Garrett Nelson Congratulations to Garrett Nelson (PhD ’16) who was named one of seven postdoctoral students to Dartmouth’s Society of Fellows, the second cohort of rising scholars to be selected since Dartmouth president Phil Hanlon laid out a vision for this society three years ago.

Nelson, who will attain his PhD in August, is a historical geographer whose work focuses on the history of landscape planning in the United States. His dissertation, “A Place Altogether: Planning and the Search for Unit Landscapes, 1816–1956,” takes a historical approach to the question of what size areas are appropriate to plan as a whole. By following debates among planners, scientists, social reformers, and politicians about how to evaluate unity and diversity in spatial terms, Nelson examines both the institutional and the moral consequences of calling some part of the Earth’s surface a “single” place. His work explores how the different kinds of “unit” geographies in which planners operate—from neighborhoods and towns to metropolises and eco-regions—bear the traces of socially-contested processes of inclusion and exclusion. More broadly, Nelson is interested the ways that groups come to organize themselves geographically, and how these patterns trace onto ideological arguments about justice, community, state power, and environmental regulation. His advisor is Bill Cronon.

Other fellows include Michael Barany, who receives his PhD in the history of science from Princeton University;Yesenia Barragan, who did her doctoral work in history at Columbia University; Nathalie Batraville, who receives a PhD in French from Yale University;  Alexander Sotelo Eastman, who receives his doctoral degree from Washington University in St. Louis in Romance languages and literatures—Spanish; Tatiana Reinoza; who receives her PhD in art history from the University of Texas at Austin; and Yana Stainova, whose doctorate is in anthropology and is from Brown University.
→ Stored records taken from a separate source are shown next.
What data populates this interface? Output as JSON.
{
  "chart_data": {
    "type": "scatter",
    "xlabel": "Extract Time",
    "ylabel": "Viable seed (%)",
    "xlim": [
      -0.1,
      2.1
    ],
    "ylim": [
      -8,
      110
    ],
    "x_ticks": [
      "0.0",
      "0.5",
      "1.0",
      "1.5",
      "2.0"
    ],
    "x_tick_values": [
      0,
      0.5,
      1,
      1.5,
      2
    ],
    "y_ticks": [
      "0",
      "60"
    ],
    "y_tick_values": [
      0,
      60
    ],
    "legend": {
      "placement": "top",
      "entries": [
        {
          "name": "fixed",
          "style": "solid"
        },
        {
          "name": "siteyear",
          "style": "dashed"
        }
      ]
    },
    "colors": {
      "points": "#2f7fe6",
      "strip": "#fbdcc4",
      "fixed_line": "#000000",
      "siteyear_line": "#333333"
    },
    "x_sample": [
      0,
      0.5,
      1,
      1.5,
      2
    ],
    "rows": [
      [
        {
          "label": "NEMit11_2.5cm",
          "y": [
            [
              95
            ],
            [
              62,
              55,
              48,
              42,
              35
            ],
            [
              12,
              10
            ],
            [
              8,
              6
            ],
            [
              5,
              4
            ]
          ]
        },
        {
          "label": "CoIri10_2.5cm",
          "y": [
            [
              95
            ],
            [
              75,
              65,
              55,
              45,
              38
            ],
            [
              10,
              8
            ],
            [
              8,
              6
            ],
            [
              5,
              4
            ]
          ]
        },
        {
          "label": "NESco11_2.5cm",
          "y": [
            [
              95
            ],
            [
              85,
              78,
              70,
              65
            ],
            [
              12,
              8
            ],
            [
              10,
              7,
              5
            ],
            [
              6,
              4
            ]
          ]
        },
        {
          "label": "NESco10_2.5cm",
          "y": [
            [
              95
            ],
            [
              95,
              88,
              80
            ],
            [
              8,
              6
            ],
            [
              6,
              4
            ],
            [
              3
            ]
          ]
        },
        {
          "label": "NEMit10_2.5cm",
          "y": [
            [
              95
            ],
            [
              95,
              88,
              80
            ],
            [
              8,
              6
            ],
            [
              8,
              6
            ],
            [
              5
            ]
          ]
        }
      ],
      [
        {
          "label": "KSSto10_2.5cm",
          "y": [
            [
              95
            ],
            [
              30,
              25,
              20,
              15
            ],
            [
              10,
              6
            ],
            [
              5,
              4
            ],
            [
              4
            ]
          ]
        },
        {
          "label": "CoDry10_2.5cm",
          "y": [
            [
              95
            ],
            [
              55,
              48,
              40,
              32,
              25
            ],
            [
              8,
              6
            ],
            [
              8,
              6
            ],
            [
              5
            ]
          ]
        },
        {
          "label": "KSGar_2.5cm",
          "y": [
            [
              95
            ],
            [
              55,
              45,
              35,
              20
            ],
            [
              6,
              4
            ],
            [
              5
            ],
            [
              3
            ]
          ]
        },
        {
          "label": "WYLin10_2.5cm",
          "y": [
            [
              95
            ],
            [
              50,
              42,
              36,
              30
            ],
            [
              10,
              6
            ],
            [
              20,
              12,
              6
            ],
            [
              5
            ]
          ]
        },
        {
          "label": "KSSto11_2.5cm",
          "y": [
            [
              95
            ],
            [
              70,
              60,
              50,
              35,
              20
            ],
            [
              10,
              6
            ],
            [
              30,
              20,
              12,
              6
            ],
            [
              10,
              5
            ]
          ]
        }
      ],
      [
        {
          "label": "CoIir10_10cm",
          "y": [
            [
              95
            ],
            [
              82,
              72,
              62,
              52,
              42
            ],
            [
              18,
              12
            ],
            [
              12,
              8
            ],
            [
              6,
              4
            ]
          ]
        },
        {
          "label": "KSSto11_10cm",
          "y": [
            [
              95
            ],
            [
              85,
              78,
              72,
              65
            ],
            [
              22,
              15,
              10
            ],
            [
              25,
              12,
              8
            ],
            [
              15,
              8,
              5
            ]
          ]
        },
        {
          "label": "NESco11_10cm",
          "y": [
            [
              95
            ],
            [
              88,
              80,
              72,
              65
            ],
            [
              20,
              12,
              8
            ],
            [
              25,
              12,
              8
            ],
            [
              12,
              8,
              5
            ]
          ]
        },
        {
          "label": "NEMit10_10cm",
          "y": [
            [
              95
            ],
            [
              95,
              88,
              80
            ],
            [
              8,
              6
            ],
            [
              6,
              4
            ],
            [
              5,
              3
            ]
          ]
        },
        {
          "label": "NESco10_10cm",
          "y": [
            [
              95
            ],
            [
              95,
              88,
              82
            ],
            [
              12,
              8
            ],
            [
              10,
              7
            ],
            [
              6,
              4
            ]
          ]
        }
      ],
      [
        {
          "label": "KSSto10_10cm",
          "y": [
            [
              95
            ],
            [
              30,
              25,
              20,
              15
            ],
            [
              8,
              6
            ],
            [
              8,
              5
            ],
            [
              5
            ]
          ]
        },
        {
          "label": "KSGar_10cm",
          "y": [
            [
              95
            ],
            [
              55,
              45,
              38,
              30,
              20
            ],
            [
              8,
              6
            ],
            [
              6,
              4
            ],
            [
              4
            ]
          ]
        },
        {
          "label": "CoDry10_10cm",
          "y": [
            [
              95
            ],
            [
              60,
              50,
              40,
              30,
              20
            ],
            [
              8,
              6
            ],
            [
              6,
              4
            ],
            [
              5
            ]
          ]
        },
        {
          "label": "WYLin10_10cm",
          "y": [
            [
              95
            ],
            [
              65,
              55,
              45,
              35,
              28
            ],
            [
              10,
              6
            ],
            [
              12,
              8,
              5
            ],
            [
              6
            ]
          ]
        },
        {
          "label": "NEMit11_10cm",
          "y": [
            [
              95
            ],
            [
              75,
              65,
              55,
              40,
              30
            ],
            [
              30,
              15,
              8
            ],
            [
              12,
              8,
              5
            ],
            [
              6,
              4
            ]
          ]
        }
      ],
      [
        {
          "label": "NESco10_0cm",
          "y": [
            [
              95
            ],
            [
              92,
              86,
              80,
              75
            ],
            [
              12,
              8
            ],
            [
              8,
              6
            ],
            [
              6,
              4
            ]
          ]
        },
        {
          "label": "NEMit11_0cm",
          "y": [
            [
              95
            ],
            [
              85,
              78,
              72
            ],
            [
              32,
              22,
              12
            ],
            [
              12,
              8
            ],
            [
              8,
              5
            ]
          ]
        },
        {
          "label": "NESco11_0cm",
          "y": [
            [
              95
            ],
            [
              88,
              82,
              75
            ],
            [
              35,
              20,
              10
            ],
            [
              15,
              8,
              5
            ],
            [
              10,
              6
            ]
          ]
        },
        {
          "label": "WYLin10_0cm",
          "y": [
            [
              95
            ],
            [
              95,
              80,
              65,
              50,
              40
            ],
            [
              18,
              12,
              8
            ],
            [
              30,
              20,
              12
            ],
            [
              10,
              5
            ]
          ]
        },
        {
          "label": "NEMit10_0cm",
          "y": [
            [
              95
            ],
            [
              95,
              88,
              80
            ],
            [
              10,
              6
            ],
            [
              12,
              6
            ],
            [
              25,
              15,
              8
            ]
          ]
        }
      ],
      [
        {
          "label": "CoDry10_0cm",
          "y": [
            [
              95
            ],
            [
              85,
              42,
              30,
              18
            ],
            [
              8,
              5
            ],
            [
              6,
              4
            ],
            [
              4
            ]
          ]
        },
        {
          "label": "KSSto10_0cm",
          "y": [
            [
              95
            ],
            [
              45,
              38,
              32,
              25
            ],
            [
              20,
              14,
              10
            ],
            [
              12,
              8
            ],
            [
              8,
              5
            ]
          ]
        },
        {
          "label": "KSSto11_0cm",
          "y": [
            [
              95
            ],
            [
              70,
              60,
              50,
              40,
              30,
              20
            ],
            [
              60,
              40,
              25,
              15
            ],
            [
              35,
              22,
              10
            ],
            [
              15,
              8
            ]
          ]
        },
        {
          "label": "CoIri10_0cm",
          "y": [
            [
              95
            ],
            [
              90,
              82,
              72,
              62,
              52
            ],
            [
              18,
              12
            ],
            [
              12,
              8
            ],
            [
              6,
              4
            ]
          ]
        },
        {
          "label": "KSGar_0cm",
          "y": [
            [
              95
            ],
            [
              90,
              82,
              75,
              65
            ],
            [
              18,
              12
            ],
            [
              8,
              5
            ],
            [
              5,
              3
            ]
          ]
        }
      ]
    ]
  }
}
This year’s fellows, selected from a pool of 736 applicants, begin three-year fellowships on Sept. 1. The fellows will participate in the activities of the society, including presenting their own work through society-sponsored symposiums and events. They will hold appointments as non-tenure-track lecturers in a department. They will teach one course during two academic years, and will be in residence for the fall, winter, and spring terms, and during one of two summer terms. Fellows will receive a stipend and will participate in pedagogical training through the Dartmouth Center for the Advancement of Learning (DCAL).